Asti grinste, es war so interessant, wie konsequent Jami vorging. Hatte er sich einmal etwas in den Kopf gesetzt, setzte er es gnadenlos durch – und wenn es hieß, eine Frau zu töten, weil sie die falsche Entscheidung getroffen hatte.

Das Klopfen wurde jetzt so laut, dass beide sich davon belästigt fühlten. Jami ging zur Tür. Er öffnete sie mit einem Ruck. Dort standen zwei Männer, die wohl ziemlich nass geworden waren.

Der eine hatte längere schwarze Haare und der andere dasselbe in braun, dieser war jedoch ein ganzes Stück größer und doch war er kleiner als sein Gegenüber. Jami überragte kaum jemand, er war ja auch fast 1.90 groß.

„Ach, was treibt euch denn hierher?“

Asti schielte nach hinten und erblickte Mezcal und den anderen, eher stillen Zeitgenossen. Sie war nicht ganz so erfreut, ihn hier zu sehen…

„Was machst du hier?“ Der Braunhaarige ging einfach an Jami vorbei, was dieser äußerst ungehobelt fand, um sich mit der Frau zu unterhalten, statt Jami eine Antwort zu geben.

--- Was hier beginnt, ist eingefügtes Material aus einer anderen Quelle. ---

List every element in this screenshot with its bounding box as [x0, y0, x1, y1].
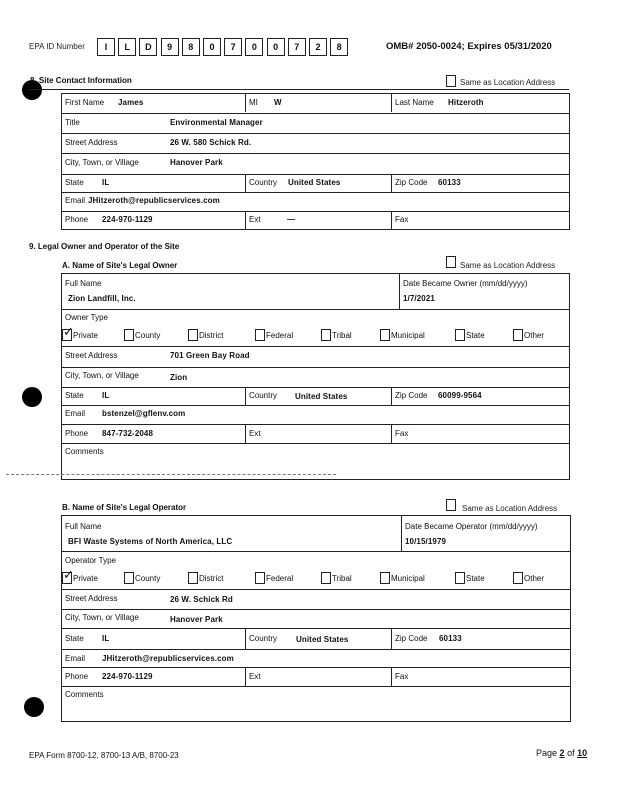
owner-type-federal[interactable]	[255, 329, 293, 341]
owner-type-checkbox[interactable]	[321, 329, 331, 341]
operator-type-label: Municipal	[391, 574, 425, 583]
country-value: United States	[288, 178, 341, 187]
owner-type-tribal[interactable]	[321, 329, 352, 341]
operator-phone-value: 224-970-1129	[102, 672, 153, 681]
owner-city-value: Zion	[170, 373, 188, 382]
owner-country-value: United States	[295, 392, 348, 401]
owner-country-label: Country	[249, 391, 278, 400]
hole-punch-mark	[22, 387, 42, 407]
epa-id-char-box: 2	[309, 38, 327, 56]
epa-id-label: EPA ID Number	[29, 42, 85, 51]
operator-phone-label: Phone	[65, 672, 89, 681]
operator-type-label: District	[199, 574, 224, 583]
same-as-location-checkbox[interactable]	[446, 75, 456, 87]
city-value: Hanover Park	[170, 158, 223, 167]
operator-type-tribal[interactable]	[321, 572, 352, 584]
site-contact-table	[61, 93, 570, 230]
page-number	[536, 748, 587, 758]
operator-type-checkbox[interactable]	[62, 567, 74, 584]
city-label: City, Town, or Village	[65, 158, 139, 167]
owner-type-county[interactable]	[124, 329, 160, 341]
fax-label: Fax	[395, 215, 409, 224]
owner-date-label: Date Became Owner (mm/dd/yyyy)	[403, 279, 528, 288]
operator-type-label: Federal	[266, 574, 294, 583]
operator-type-label: Private	[73, 574, 98, 583]
ext-value: —	[287, 215, 296, 224]
owner-type-checkbox[interactable]	[255, 329, 265, 341]
operator-type-private[interactable]	[62, 567, 98, 584]
first-name-label: First Name	[65, 98, 105, 107]
omb-number: OMB# 2050-0024; Expires 05/31/2020	[386, 41, 552, 52]
epa-id-char-box: L	[118, 38, 136, 56]
operator-zip-label: Zip Code	[395, 634, 428, 643]
state-value: IL	[102, 178, 110, 187]
page-label: Page	[536, 748, 558, 758]
operator-ext-label: Ext	[249, 672, 261, 681]
owner-state-label: State	[65, 391, 84, 400]
owner-type-label: Federal	[266, 331, 294, 340]
epa-id-char-box: 9	[161, 38, 179, 56]
owner-comments-label: Comments	[65, 447, 104, 456]
owner-type-checkbox[interactable]	[455, 329, 465, 341]
zip-label: Zip Code	[395, 178, 428, 187]
last-name-value: Hitzeroth	[448, 98, 484, 107]
operator-country-value: United States	[296, 635, 349, 644]
operator-zip-value: 60133	[439, 634, 462, 643]
first-name-value: James	[118, 98, 144, 107]
owner-full-name-value: Zion Landfill, Inc.	[68, 294, 136, 303]
owner-city-label: City, Town, or Village	[65, 371, 139, 380]
epa-id-char-box: 7	[288, 38, 306, 56]
owner-email-label: Email	[65, 409, 86, 418]
operator-city-label: City, Town, or Village	[65, 613, 139, 622]
email-label: Email	[65, 196, 86, 205]
phone-value: 224-970-1129	[102, 215, 153, 224]
operator-table	[61, 515, 571, 722]
owner-type-label: Other	[524, 331, 545, 340]
owner-type-private[interactable]	[62, 324, 98, 341]
operator-email-value: JHitzeroth@republicservices.com	[102, 654, 234, 663]
operator-type-state[interactable]	[455, 572, 485, 584]
owner-date-value: 1/7/2021	[403, 294, 435, 303]
owner-zip-value: 60099-9564	[438, 391, 482, 400]
mi-value: W	[274, 98, 282, 107]
hole-punch-mark	[24, 697, 44, 717]
epa-id-char-box: 0	[203, 38, 221, 56]
zip-value: 60133	[438, 178, 461, 187]
owner-type-label: State	[466, 331, 485, 340]
operator-fax-label: Fax	[395, 672, 409, 681]
owner-type-checkbox[interactable]	[380, 329, 390, 341]
owner-type-label: Tribal	[332, 331, 352, 340]
operator-street-label: Street Address	[65, 594, 118, 603]
owner-type-label: Owner Type	[65, 313, 108, 322]
owner-same-as-location-checkbox[interactable]	[446, 256, 456, 268]
owner-ext-label: Ext	[249, 429, 261, 438]
operator-type-label: Other	[524, 574, 545, 583]
ext-label: Ext	[249, 215, 261, 224]
site-contact-heading: 8. Site Contact Information	[30, 76, 132, 85]
owner-type-district[interactable]	[188, 329, 223, 341]
operator-type-label: Tribal	[332, 574, 352, 583]
owner-type-checkbox[interactable]	[513, 329, 523, 341]
owner-type-label: District	[199, 331, 224, 340]
owner-same-as-location-label: Same as Location Address	[460, 261, 556, 270]
operator-city-value: Hanover Park	[170, 615, 223, 624]
epa-id-char-box: 0	[245, 38, 263, 56]
page-total: 10	[577, 748, 588, 758]
owner-street-value: 701 Green Bay Road	[170, 351, 250, 360]
operator-type-checkbox[interactable]	[124, 572, 134, 584]
operator-type-checkbox[interactable]	[255, 572, 265, 584]
owner-type-municipal[interactable]	[380, 329, 425, 341]
owner-fax-label: Fax	[395, 429, 409, 438]
owner-type-state[interactable]	[455, 329, 485, 341]
owner-full-name-label: Full Name	[65, 279, 102, 288]
operator-type-checkbox[interactable]	[513, 572, 523, 584]
operator-type-checkbox[interactable]	[321, 572, 331, 584]
owner-type-checkbox[interactable]	[62, 324, 74, 341]
operator-type-label: County	[135, 574, 161, 583]
owner-type-label: Municipal	[391, 331, 425, 340]
owner-heading: A. Name of Site's Legal Owner	[62, 261, 178, 270]
last-name-label: Last Name	[395, 98, 434, 107]
operator-street-value: 26 W. Schick Rd	[170, 595, 233, 604]
title-value: Environmental Manager	[170, 118, 263, 127]
epa-id-char-box: 0	[267, 38, 285, 56]
owner-email-value: bstenzel@gflenv.com	[102, 409, 186, 418]
operator-state-label: State	[65, 634, 84, 643]
owner-type-label: County	[135, 331, 161, 340]
epa-id-char-box: 8	[182, 38, 200, 56]
epa-id-char-box: I	[97, 38, 115, 56]
operator-type-label: State	[466, 574, 485, 583]
country-label: Country	[249, 178, 278, 187]
epa-id-char-box: D	[139, 38, 157, 56]
operator-type-checkbox[interactable]	[188, 572, 198, 584]
operator-type-checkbox[interactable]	[380, 572, 390, 584]
operator-email-label: Email	[65, 654, 86, 663]
owner-phone-label: Phone	[65, 429, 89, 438]
operator-comments-label: Comments	[65, 690, 104, 699]
form-numbers: EPA Form 8700-12, 8700-13 A/B, 8700-23	[29, 751, 179, 760]
email-value: JHitzeroth@republicservices.com	[88, 196, 220, 205]
street-label: Street Address	[65, 138, 118, 147]
owner-table	[61, 273, 570, 480]
operator-type-federal[interactable]	[255, 572, 293, 584]
operator-type-municipal[interactable]	[380, 572, 425, 584]
phone-label: Phone	[65, 215, 89, 224]
operator-date-label: Date Became Operator (mm/dd/yyyy)	[405, 522, 538, 531]
owner-type-label: Private	[73, 331, 98, 340]
operator-type-other[interactable]	[513, 572, 544, 584]
state-label: State	[65, 178, 84, 187]
operator-type-district[interactable]	[188, 572, 223, 584]
section-divider	[29, 89, 569, 90]
mi-label: MI	[249, 98, 258, 107]
epa-id-char-box: 8	[330, 38, 348, 56]
operator-type-checkbox[interactable]	[455, 572, 465, 584]
owner-type-checkbox[interactable]	[188, 329, 198, 341]
operator-same-as-location-checkbox[interactable]	[446, 499, 456, 511]
page-current: 2	[559, 748, 565, 758]
operator-heading: B. Name of Site's Legal Operator	[62, 503, 187, 512]
street-value: 26 W. 580 Schick Rd.	[170, 138, 252, 147]
operator-type-county[interactable]	[124, 572, 160, 584]
operator-date-value: 10/15/1979	[405, 537, 447, 546]
epa-id-char-box: 7	[224, 38, 242, 56]
owner-street-label: Street Address	[65, 351, 118, 360]
title-label: Title	[65, 118, 80, 127]
operator-country-label: Country	[249, 634, 278, 643]
scan-artifact-line	[6, 474, 336, 475]
owner-type-checkbox[interactable]	[124, 329, 134, 341]
of-label: of	[567, 748, 575, 758]
owner-phone-value: 847-732-2048	[102, 429, 154, 438]
operator-full-name-value: BFI Waste Systems of North America, LLC	[68, 537, 233, 546]
operator-same-as-location-label: Same as Location Address	[462, 504, 558, 513]
same-as-location-label: Same as Location Address	[460, 78, 556, 87]
operator-state-value: IL	[102, 634, 110, 643]
owner-type-other[interactable]	[513, 329, 544, 341]
operator-type-label: Operator Type	[65, 556, 116, 565]
legal-owner-operator-heading: 9. Legal Owner and Operator of the Site	[29, 242, 180, 251]
owner-zip-label: Zip Code	[395, 391, 428, 400]
operator-full-name-label: Full Name	[65, 522, 102, 531]
checkmark-icon: ✓	[63, 324, 74, 339]
owner-state-value: IL	[102, 391, 110, 400]
checkmark-icon: ✓	[63, 567, 74, 582]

Mezcal zuckte mit den Schultern. „Anscheinend kennt er sie schon, was für eine Überraschung.“

„So überraschend finde ich das nicht, sie hatte die Idee…“, flüsterte Jami ihm zu und dieser staunte nicht schlecht.

Ja, alles passt ins Bild. Ist ja unglaublich, dass die sich bereits kennen. Kleine Welt.

„Gut, dass ihr beide da seid. Mezcal, warte bitte draußen“, forderte die Schwarzhaarige und ließ ihn nicht gerade erfreut dreingucken.

Auch mal wieder… Immer schickt sie mich raus. Sie traut mir nicht. Ganz schlecht. Wenn sie mir nicht traut, dann hat der Boss sicher auch Bedenken. Was will sie mit ihm besprechen, was ich nicht wissen darf? Betrifft es mich etwa?

Ohne ein Murren verließ Mezcal das Zimmer und ließ den um ein Jahr älteren Mann mit Jami und Asti alleine.

„Warum schickst du ihn raus?“ Man konnte seine Stimmlage schon erbost nennen. „Er ist mein bester Freund geworden! Jemand, dem ich meine Seele anvertrauen würde…“ Nach den Worten stand die Grünäugige auf und knallte ihm eine. Wie einem Schuljungen, der etwas ausgefressen hatte, schenkte sie ihm Blicke.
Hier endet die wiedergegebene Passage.